Safe deactivation checklist

Before deactivating a plan or offer, check where it is being used.

  • Active checkout links.
  • Funnels and upsell or downsell paths.
  • Affiliate links.
  • Upgrade links.
  • Campaign links and UTMs.
  • Support scripts or saved templates.
  • Current subscriptions or buyer expectations.

Deactivate old pricing only after you know which buyers, reports, links, and automations depend on it.

Best practices

  • Use clear names for plans and offers so support can identify them quickly.
  • Keep pricing simple for the first launch unless the funnel requires multiple options.
  • Test subscriptions with trial, renewal, cancellation, and reporting expectations in mind.
  • Avoid changing active pricing during a live campaign without checking checkout links first.
  • Document which offer belongs to each campaign or audience.

FAQ

What is the difference between a plan and an offer?
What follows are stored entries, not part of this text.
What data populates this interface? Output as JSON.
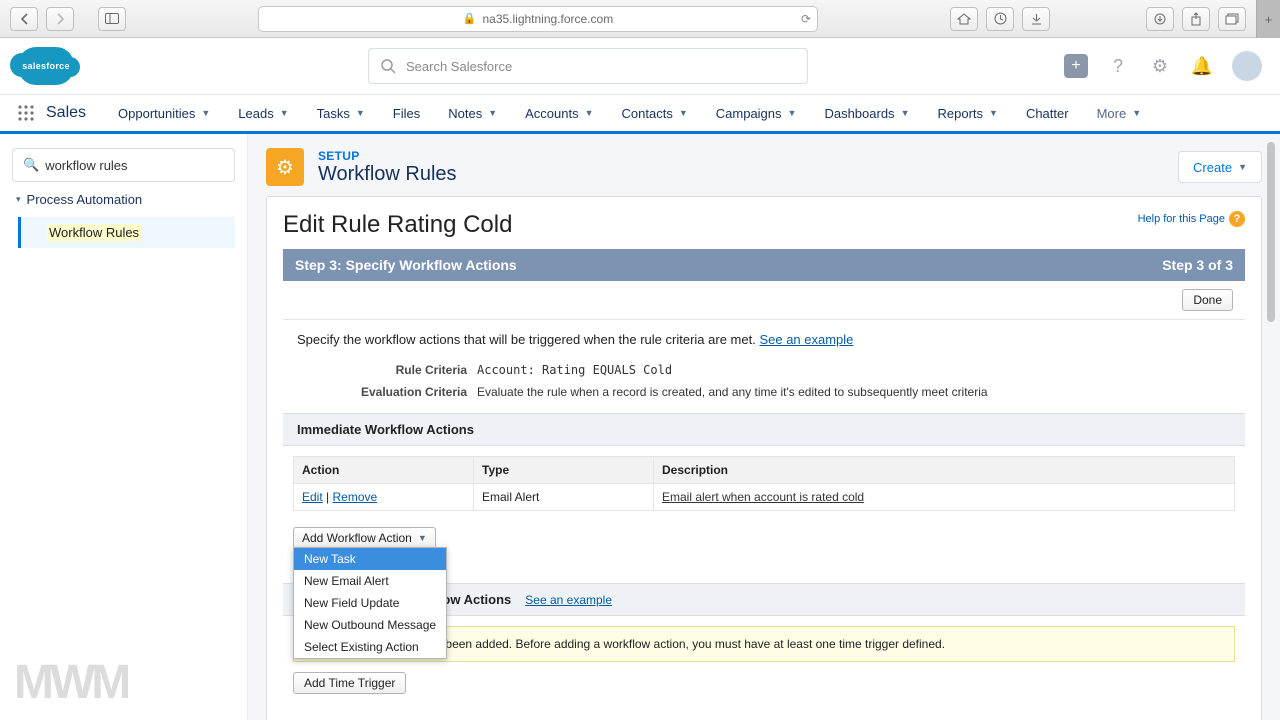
{
  "browser": {
    "url": "na35.lightning.force.com"
  },
  "header": {
    "cloud_text": "salesforce",
    "search_placeholder": "Search Salesforce"
  },
  "nav": {
    "app": "Sales",
    "items": [
      "Opportunities",
      "Leads",
      "Tasks",
      "Files",
      "Notes",
      "Accounts",
      "Contacts",
      "Campaigns",
      "Dashboards",
      "Reports",
      "Chatter",
      "More"
    ],
    "dropdowns": [
      true,
      true,
      true,
      false,
      true,
      true,
      true,
      true,
      true,
      true,
      false,
      true
    ]
  },
  "sidebar": {
    "quickfind": "workflow rules",
    "group": "Process Automation",
    "child": "Workflow Rules"
  },
  "setup": {
    "label": "SETUP",
    "page": "Workflow Rules",
    "create": "Create"
  },
  "card": {
    "title": "Edit Rule Rating Cold",
    "help": "Help for this Page",
    "step_left": "Step 3: Specify Workflow Actions",
    "step_right": "Step 3 of 3",
    "done": "Done",
    "instr": "Specify the workflow actions that will be triggered when the rule criteria are met.",
    "see_example": "See an example",
    "rule_crit_label": "Rule Criteria",
    "rule_crit_val": "Account: Rating EQUALS Cold",
    "eval_crit_label": "Evaluation Criteria",
    "eval_crit_val": "Evaluate the rule when a record is created, and any time it's edited to subsequently meet criteria",
    "immediate_header": "Immediate Workflow Actions",
    "tbl_action": "Action",
    "tbl_type": "Type",
    "tbl_desc": "Description",
    "row_edit": "Edit",
    "row_remove": "Remove",
    "row_type": "Email Alert",
    "row_desc": "Email alert when account is rated cold",
    "add_action": "Add Workflow Action",
    "dd": {
      "i0": "New Task",
      "i1": "New Email Alert",
      "i2": "New Field Update",
      "i3": "New Outbound Message",
      "i4": "Select Existing Action"
    },
    "time_header": "Time-Dependent Workflow Actions",
    "warn": "No workflow actions have been added. Before adding a workflow action, you must have at least one time trigger defined.",
    "add_trigger": "Add Time Trigger"
  },
  "watermark": "MWM"
}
A plan defines the payment structure, such as one-time or subscription billing. An offer is the purchase option connected to that plan and used by checkout links, campaigns, or specific audiences.

When should I use a subscription instead of a one-time payment?

Use a subscription when the buyer receives ongoing access, service, software, community, or recurring value. Use one-time payment when the offer is delivered once or does not require recurring billing.

Should every subscription have a trial?

No. Trials can improve entry rate, but they also create conversion and cancellation risk. Use trials when the product experience can prove value before the first charge.

Can I deactivate a plan that already has sales?

Be careful. Check active links, funnels, affiliates, upgrades, subscriptions, and support workflows first. Deactivation should not confuse existing buyers or break live checkout paths.